Despite the tougher times expected in the passenger business, in our latest Hong Kong Freight Transport Report BMI predicts that Hong Kong air freight will grow at an average annual rate of 5.0% over the next five years.
All the evidence indicates that the powerful economic boom in mainland China will continue to create a complex mix of opportunities and threats for Hong Kong. In general, as the Special Administrative Region (SAR) repositions itself, we believe it will be the higher-value/lower-bulk transport modes that are most resilient, despite the current spike in jet fuel costs. So we remain relatively confident about prospects for airfreight, particularly for regional trade in electronics, IT products and express/parcel delivery.
The territory retains some extremely important advantages. In BMI’s freight transport rating, Hong Kong scores a total of 76.5 (out of a potential maximum of 100), with particular strength in both the regulatory and competitive environments and a satisfactory showing in the ratings for long-term economic risk and infrastructure growth. This will continue to make it an attractive place for the freight industry, more so if it can begin to grapple with its higher costs, relative to the mainland.

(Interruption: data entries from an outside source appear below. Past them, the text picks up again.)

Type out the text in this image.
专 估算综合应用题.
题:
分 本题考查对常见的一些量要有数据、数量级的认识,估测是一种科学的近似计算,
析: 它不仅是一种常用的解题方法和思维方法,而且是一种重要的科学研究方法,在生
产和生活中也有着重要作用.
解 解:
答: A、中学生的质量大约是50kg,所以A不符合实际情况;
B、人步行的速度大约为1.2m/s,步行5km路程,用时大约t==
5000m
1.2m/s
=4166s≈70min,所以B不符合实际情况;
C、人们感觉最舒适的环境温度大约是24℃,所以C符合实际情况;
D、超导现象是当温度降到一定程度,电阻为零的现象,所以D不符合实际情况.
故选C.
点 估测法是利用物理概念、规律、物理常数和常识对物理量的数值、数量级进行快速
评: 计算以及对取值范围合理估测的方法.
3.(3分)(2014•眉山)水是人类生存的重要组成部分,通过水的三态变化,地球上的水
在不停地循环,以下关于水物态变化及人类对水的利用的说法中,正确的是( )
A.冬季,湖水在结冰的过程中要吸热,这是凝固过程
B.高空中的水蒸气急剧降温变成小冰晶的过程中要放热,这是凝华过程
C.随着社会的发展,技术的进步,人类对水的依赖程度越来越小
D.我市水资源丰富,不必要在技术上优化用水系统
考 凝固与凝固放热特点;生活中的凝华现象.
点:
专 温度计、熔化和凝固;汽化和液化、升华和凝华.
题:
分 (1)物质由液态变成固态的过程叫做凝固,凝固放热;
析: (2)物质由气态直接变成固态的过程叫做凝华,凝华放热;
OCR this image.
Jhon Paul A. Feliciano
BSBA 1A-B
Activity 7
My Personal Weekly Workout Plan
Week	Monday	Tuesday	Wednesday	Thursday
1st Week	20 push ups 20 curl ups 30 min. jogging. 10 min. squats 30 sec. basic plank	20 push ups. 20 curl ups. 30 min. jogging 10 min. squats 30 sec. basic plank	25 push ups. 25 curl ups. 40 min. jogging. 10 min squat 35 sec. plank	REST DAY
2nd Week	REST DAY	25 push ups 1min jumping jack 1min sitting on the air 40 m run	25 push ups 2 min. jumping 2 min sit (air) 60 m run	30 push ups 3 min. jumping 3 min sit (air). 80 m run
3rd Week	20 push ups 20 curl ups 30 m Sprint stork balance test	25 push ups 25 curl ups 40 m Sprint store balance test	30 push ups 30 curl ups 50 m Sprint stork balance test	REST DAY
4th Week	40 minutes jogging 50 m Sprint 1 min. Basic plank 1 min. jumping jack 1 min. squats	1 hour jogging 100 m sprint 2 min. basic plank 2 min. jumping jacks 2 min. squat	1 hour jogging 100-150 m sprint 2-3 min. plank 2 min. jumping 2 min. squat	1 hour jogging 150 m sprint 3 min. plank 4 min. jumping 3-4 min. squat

According to our latest estimates, transport and communications GDP rose by 7.4% in 2007, one percentage point faster than overall GDP, which we estimate to have increased by 6.4%. For the 2008- 2012 forecast period we expect the transport and communications sector to continue outpacing the economy as a whole, although by a smaller margin. It will achieve average annual growth of 5.5%, versus 5.1% for overall GDP. The total value of transport and communications GDP will rise to US$33.2bn in nominal terms by 2012, representing 11.0% of Hong Kong’s GDP.
We continue to trim sea-borne freight forecasts to take account of the growing competitive threat from rival ports, particularly those in Mainland China, with lower labour costs, such as Shanghai and Shenzhen. We expect throughput to grow by an annual average of 4.8%, down from the 8.0% figure over the preceding five years. Rail freight, always relatively marginal in Hong Kong, will grow at 5.4%, an increase on the rate over the preceding five years.